Except the album wasn't really any of those things. One song had a long, ominous intro, and there were some morose lyrical passages, but for the most part, “Narrow Stairs” sounded like Death Cab.
Three years later, the Seattle-based pop-rock quartet returns to town (see “If you go”), again riding the wave of a new release; Death Cab's seventh full-length, “Codes and Keys,” comes out Tuesday.
And this time, the new album does sound different.
“If you told me ... that it just sounds like a Death Cab record,” drummer Jason McGerr said in a telephone interview last week, “I'd say, well, maybe you're listening on the wrong stereo.”
The band's basic components are still there: the chiming guitars of Ben Gibbard and Chris Walla, the reliable rhythm section of McGerr and bassist Nick Harmer, and a bounty of Gibbard's earworm melodies and lovesick/lovestruck lyrics. It's a formula that powered the quartet's rise from late-'90s indie-pop upstarts to playing amphitheaters and anchoring a “Twilight” movie soundtrack.
But “Codes and Keys” also swirls with electronic bloops and squiggles, crackles with ambient noise, and soars with dramatic string sections. Gibbard's tunes still shine through, but they're somewhat shrouded in the sound of a band finally comfortable in its grown-up skin. (Attention Radiohead fans: “Codes and Keys” may just be Death Cab's “Kid A.”)

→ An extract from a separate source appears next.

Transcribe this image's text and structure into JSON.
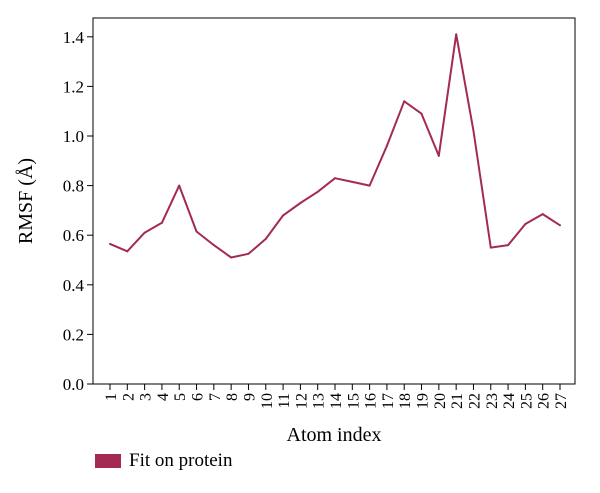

Several factors influenced the sound of “Codes,” McGerr said. The band took longer to make it, and, for the first time, brought in an outsider (Alan Moulder) to mix it rather than having Walla do it.
And, the members of Death Cab went through significant personal change after “Narrow Stairs.” Gibbard and Harmer got married. McGerr is now a father.
“Our approach as players and Ben as a (songwriter), it has to be different,” McGerr said. “We're just at a different time in our lives. There wasn't much that was the same other than the individuals making the music.”
Then there was Walla's placement of “sonic roadblocks” in the studio to force the band to explore new ideas and ways of doing things.
“He wanted to avoid the pitfall of all of us picking up the instruments that we know so well,” McGerr said. “Just because Ben can pick up a guitar ... and play it doesn't mean that that's ... the most interesting version for an album. Sometimes when you throw something more challenging in front of somebody it pulls a different thing out of them.
“It's more inspiring, I think, to discover what you can do with a new instrument and how it shapes ... a song than it is to fall back on the same s--- all the time,” he said. “Stagnant water's where the bacteria is. I want to keep the flow going.”